Se référant aux conditions spéciales du permis de construire, les
recourants font valoir que la présence d’un ascenseur, permettant une
communication entre le bar (Sky Bar Lounge) et la discothèque, serait de nature
à aggraver les nuisances dont ils se plaignent par ailleurs.

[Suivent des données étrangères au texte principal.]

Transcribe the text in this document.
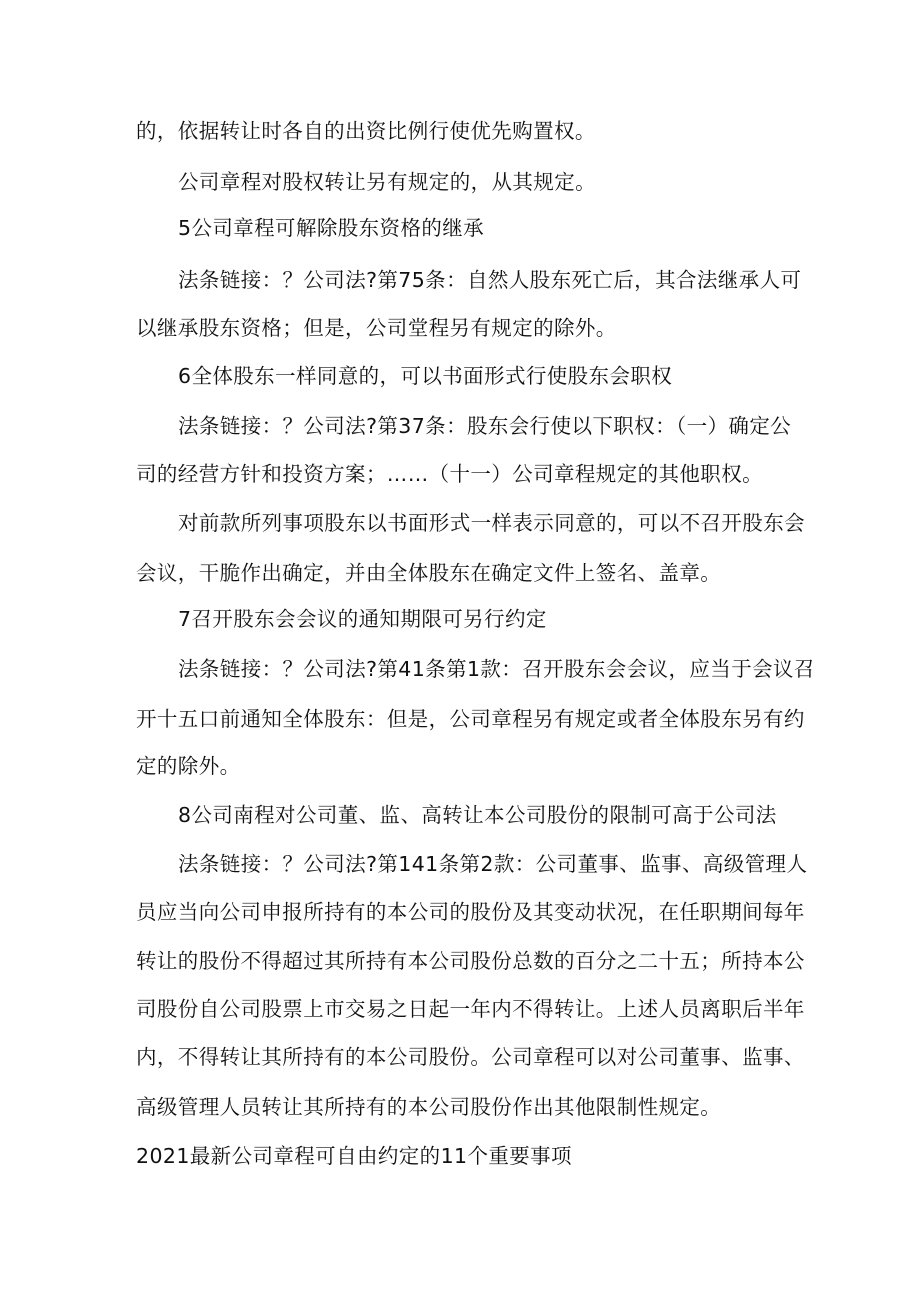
的，依据转让时各自的出资比例行使优先购置权。
公司章程对股权转让另有规定的，从其规定。
5公司章程可解除股东资格的继承
法条链接：？公司法?第75条：自然人股东死亡后，其合法继承人可
以继承股东资格；但是，公司堂程另有规定的除外。
6全体股东一样同意的，可以书面形式行使股东会职权
法条链接：？公司法?第37条：股东会行使以下职权：（一）确定公
司的经营方针和投资方案；……（十一）公司章程规定的其他职权。
对前款所列事项股东以书面形式一样表示同意的，可以不召开股东会
会议，干脆作出确定，并由全体股东在确定文件上签名、盖章。
7召开股东会会议的通知期限可另行约定
法条链接：？公司法?第41条第1款：召开股东会会议，应当于会议召
开十五口前通知全体股东：但是，公司章程另有规定或者全体股东另有约
定的除外。
8公司南程对公司董、监、高转让本公司股份的限制可高于公司法
法条链接：？公司法?第141条第2款：公司董事、监事、高级管理人
员应当向公司申报所持有的本公司的股份及其变动状况，在任职期间每年
转让的股份不得超过其所持有本公司股份总数的百分之二十五；所持本公
司股份自公司股票上市交易之日起一年内不得转让。上述人员离职后半年
内，不得转让其所持有的本公司股份。公司章程可以对公司董事、监事、
高级管理人员转让其所持有的本公司股份作出其他限制性规定。
2021最新公司章程可自由约定的11个重要事项
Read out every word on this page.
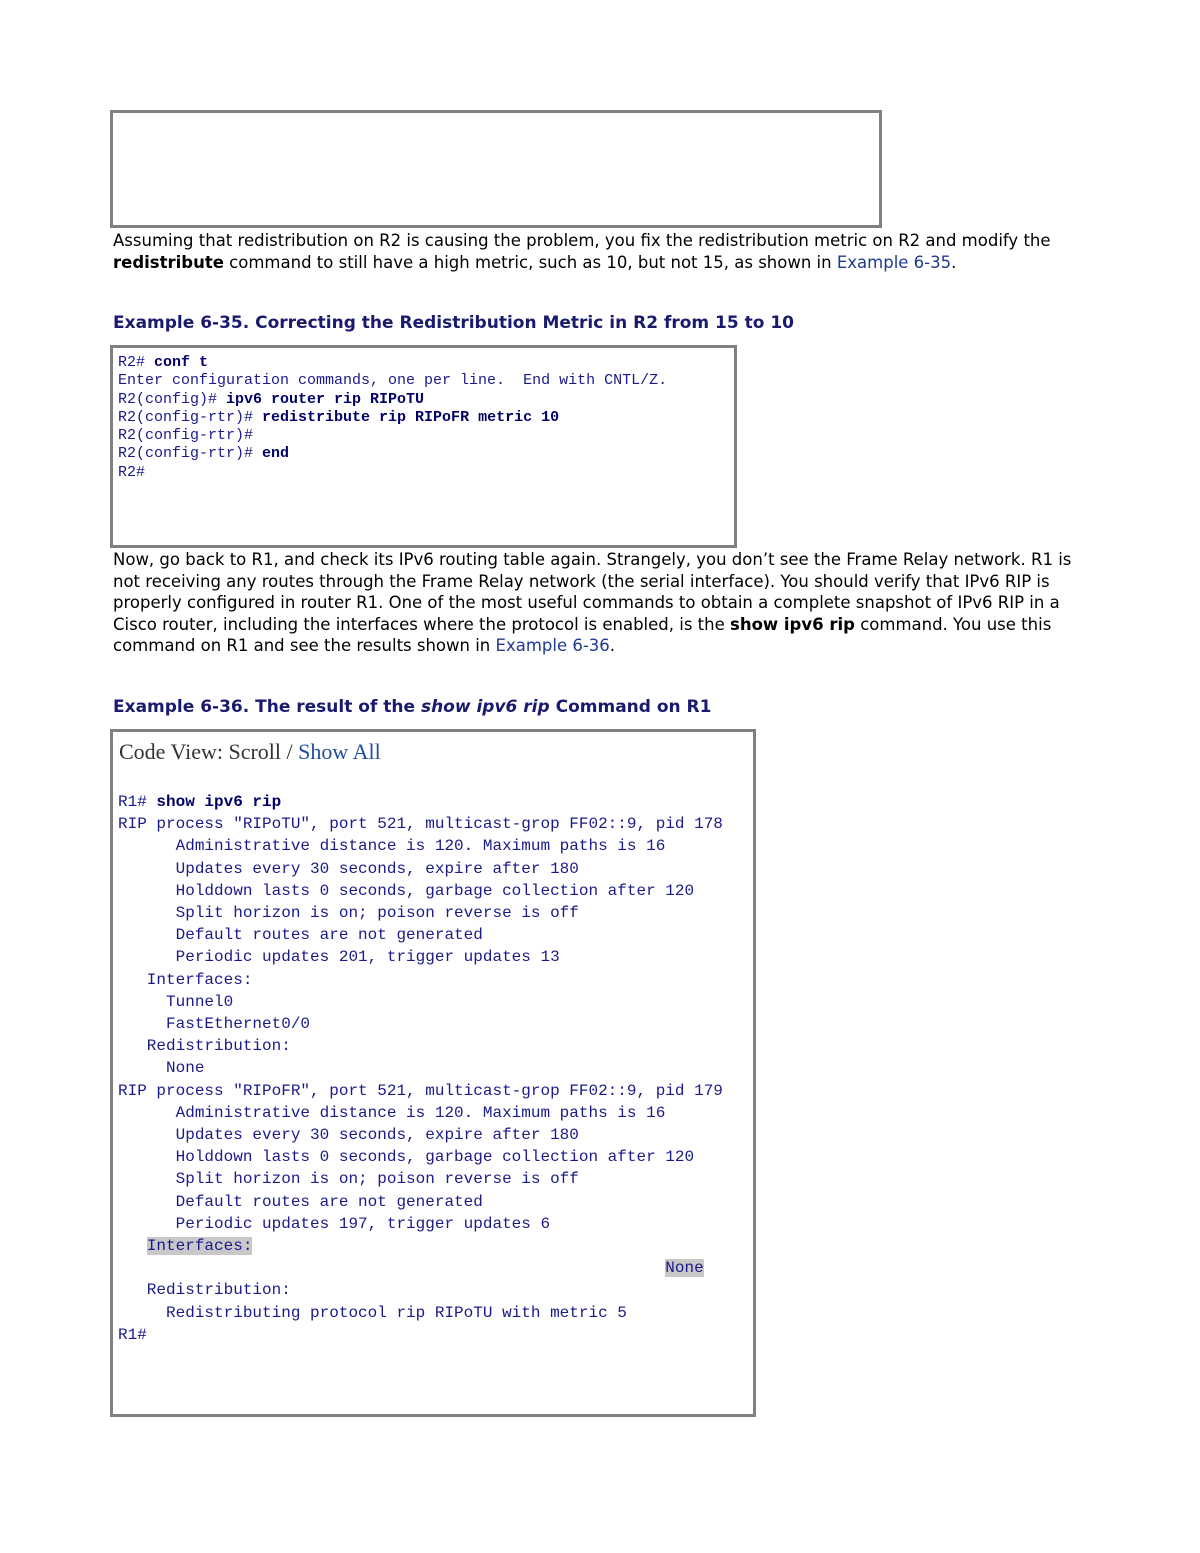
Assuming that redistribution on R2 is causing the problem, you fix the redistribution metric on R2 and modify the redistribute command to still have a high metric, such as 10, but not 15, as shown in Example 6-35.

Example 6-35. Correcting the Redistribution Metric in R2 from 15 to 10
R2# conf t
Enter configuration commands, one per line.  End with CNTL/Z.
R2(config)# ipv6 router rip RIPoTU
R2(config-rtr)# redistribute rip RIPoFR metric 10
R2(config-rtr)#
R2(config-rtr)# end
R2#

Now, go back to R1, and check its IPv6 routing table again. Strangely, you don’t see the Frame Relay network. R1 is not receiving any routes through the Frame Relay network (the serial interface). You should verify that IPv6 RIP is properly configured in router R1. One of the most useful commands to obtain a complete snapshot of IPv6 RIP in a Cisco router, including the interfaces where the protocol is enabled, is the show ipv6 rip command. You use this command on R1 and see the results shown in Example 6-36.

Example 6-36. The result of the show ipv6 rip Command on R1
Code View: Scroll / Show All
R1# show ipv6 rip
RIP process "RIPoTU", port 521, multicast-grop FF02::9, pid 178
Administrative distance is 120. Maximum paths is 16
Updates every 30 seconds, expire after 180
Holddown lasts 0 seconds, garbage collection after 120
Split horizon is on; poison reverse is off
Default routes are not generated
Periodic updates 201, trigger updates 13
Interfaces:
Tunnel0
FastEthernet0/0
Redistribution:
None
RIP process "RIPoFR", port 521, multicast-grop FF02::9, pid 179
Administrative distance is 120. Maximum paths is 16
Updates every 30 seconds, expire after 180
Holddown lasts 0 seconds, garbage collection after 120
Split horizon is on; poison reverse is off
Default routes are not generated
Periodic updates 197, trigger updates 6
Interfaces:
None
Redistribution:
Redistributing protocol rip RIPoTU with metric 5
R1#
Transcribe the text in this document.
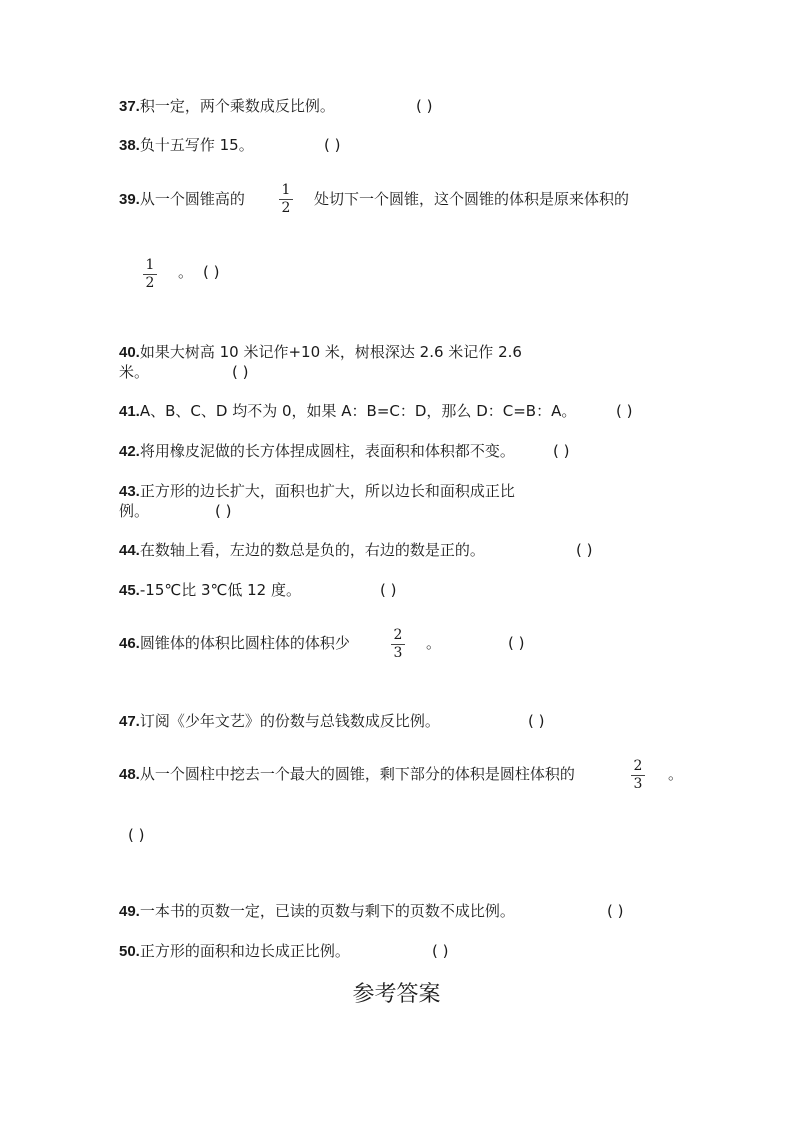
37.积一定，两个乘数成反比例。	( )
38.负十五写作 15。	( )
39.从一个圆锥高的	1
2 处切下一个圆锥，这个圆锥的体积是原来体积的
1
2
。 ( )
40.如果大树高 10 米记作+10 米，树根深达 2.6 米记作 2.6
米。	( )
41.A、B、C、D 均不为 0，如果 A：B=C：D，那么 D：C=B：A。	( )
42.将用橡皮泥做的长方体捏成圆柱，表面积和体积都不变。	( )
43.正方形的边长扩大，面积也扩大，所以边长和面积成正比
例。	( )
44.在数轴上看，左边的数总是负的，右边的数是正的。	( )
45.-15℃比 3℃低 12 度。	( )
46.圆锥体的体积比圆柱体的体积少	2
3
。	( )
47.订阅《少年文艺》的份数与总钱数成反比例。	( )
48.从一个圆柱中挖去一个最大的圆锥，剩下部分的体积是圆柱体积的	2
3
。
( )
49.一本书的页数一定，已读的页数与剩下的页数不成比例。	( )
50.正方形的面积和边长成正比例。	( )
参考答案
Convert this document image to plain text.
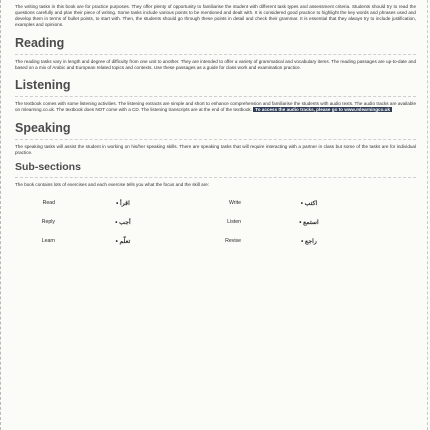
The writing tasks in this book are for practice purposes. They offer plenty of opportunity to familiarise the student with different task types and assessment criteria. Students should try to read the questions carefully and plan their piece of writing. Some tasks include various points to be mentioned and dealt with. It is considered good practice to highlight the key words and phrases used and develop them in terms of bullet points, to start with. Then, the students should go through these points in detail and check their grammar. It is essential that they always try to include justification, examples and opinions.

Reading

The reading tasks vary in length and degree of difficulty from one unit to another. They are intended to offer a variety of grammatical and vocabulary items. The reading passages are up-to-date and based on a mix of Arabic and European related topics and contexts. Use these passages as a guide for class work and examination practice.

Listening

The textbook comes with some listening activities. The listening extracts are simple and short to enhance comprehension and familiarise the students with audio texts. The audio tracks are available on mlearning.co.uk. The textbook does NOT come with a CD. The listening transcripts are at the end of the textbook. To access the audio tracks, please go to www.mlearningco.uk

Speaking

The speaking tasks will assist the student in working on his/her speaking skills. There are speaking tasks that will require interacting with a partner in class but some of the tasks are for individual practice.

Sub-sections

The book contains lots of exercises and each exercise tells you what the focus and the skill are:

Read	• اقرأ	Write	• اكتب
Reply	• أجب	Listen	• استمع
Learn	• تعلّم	Revise	• راجع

Le Tribunal a pu constater, lors de la vision locale
à laquelle il a procédé, l’existence d’un monte-charge, non d’un ascenseur,
permettant d’accéder aux caves du Sky Bar Lounge. Il a également constaté que
ces locaux ne communiquent pas avec ceux destinés à accueillir la discothèque,
ce dont le conseil des recourant a pris acte. Ce grief est, partant, sans objet.
3.
Les recourants critiquent également le système de ventilation des
locaux, au sujet duquel le dossier serait muet, et les potentielles nuisances
olfactives et sonores en résultant.
Le dossier contient un plan de la ventilation et les
formulaires usuels y afférents, qui ont été examinés dans le cadre de la
procédure d’autorisation de construire. Selon la synthèse CAMAC, il est prévu
l’exploitation d’une discothèque sans restauration et la capacité de
l’établissement a été limitée à 50 personnes, capacité en regard de laquelle la
conformité du système de ventilation a été confirmée en audience par le chef du
service de l’urbanisme de la Municipalité. Le système de ventilation a en outre
été pris en considération dans l’étude acoustique mise en œuvre, au sujet de
laquelle il sera revenu plus en détail ci-après en lien avec les nuisances
sonores alléguées. Ce grief est partant rejeté.
4.
Les recourants font valoir que la sortie de secours ne serait pas
praticable: elle n’aurait pas la largeur de 1.20 m requise, la porte ne s'ouvrirait pas vers l’extérieur et elle serait fréquemment encombrée. Selon
eux, les art. 128 et 140 RPE ne sont pas respectés. Les constructeurs indiquent
que cette sortie n’est pas une issue de secours actuellement et qu’elle sera opérationnelle
pour la mise en exploitation. L’autorité intimée, vu les conditions posées par
l’ECA, n’a pas jugé nécessaire d’imposer des contraintes supplémentaires.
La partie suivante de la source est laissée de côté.